In verse two, wife and husband sing:
There’s a song that we sang on our honeymoon
I remember all the words but forgot the tune
Why are we out of tune?
Let’s forgive and let’s forgive again
I’m reaching out to my sweetest friend
Can we start again?
Marriage, while it’s a journey, it is also a cycle of peaks and troughs, highs and lows, joys and frustrations, oases and deserts, spaces and togetherness (see Kahlil Gibran, The Prophet). The workshop asked us to recall what we did in the past before we met each other, before we were married, before our honeymoon song, before we stopped speaking the words we used to say to each other, before the tone of our conversation and communication changed or became more rare. We were encouraged to reach out to the one we love to learn and start again.
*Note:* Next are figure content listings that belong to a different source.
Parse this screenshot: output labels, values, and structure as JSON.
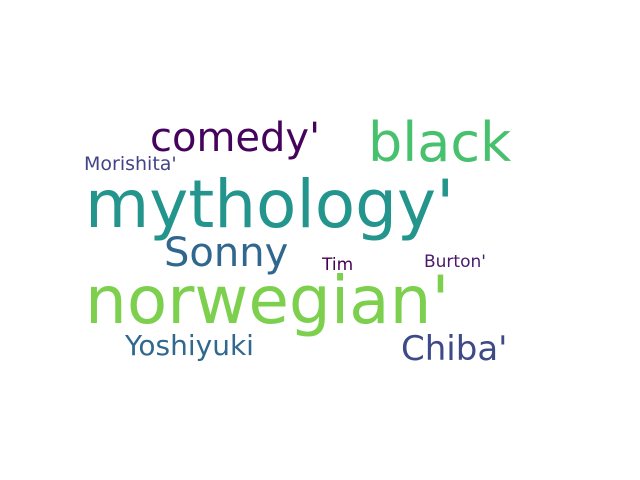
{
  "words": [
    {
      "text": "mythology'",
      "color": "#23958c",
      "size": 66
    },
    {
      "text": "norwegian'",
      "color": "#7dd04e",
      "size": 66
    },
    {
      "text": "black",
      "color": "#48c16e",
      "size": 54
    },
    {
      "text": "comedy'",
      "color": "#45035d",
      "size": 40
    },
    {
      "text": "Sonny",
      "color": "#30678e",
      "size": 40
    },
    {
      "text": "Chiba'",
      "color": "#3e4988",
      "size": 34
    },
    {
      "text": "Yoshiyuki",
      "color": "#31688e",
      "size": 28
    },
    {
      "text": "Morishita'",
      "color": "#414487",
      "size": 19
    },
    {
      "text": "Burton'",
      "color": "#481a6c",
      "size": 17
    },
    {
      "text": "Tim",
      "color": "#440154",
      "size": 17
    }
  ]
}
Perhaps in your marriage all you have to give right now is two small coins—your two cents as it were. Give your two cents with love, not in anger, resenting that you have given so many times without your spouse’s reciprocation. Maybe you are on your last bit of flour in your relationship, your last bit of oil, but the heat of the Holy Spirit and the words of a counsellor or priest could help to increase your joy in your marriage again. It is possible that your fear would disappear and you could see another and a better year together. Let us work to end the widowhood and widowerhood in marriages where both partners are still alive. Let’s start with what little we have. When you’re at the bottom, the only way you can go is up.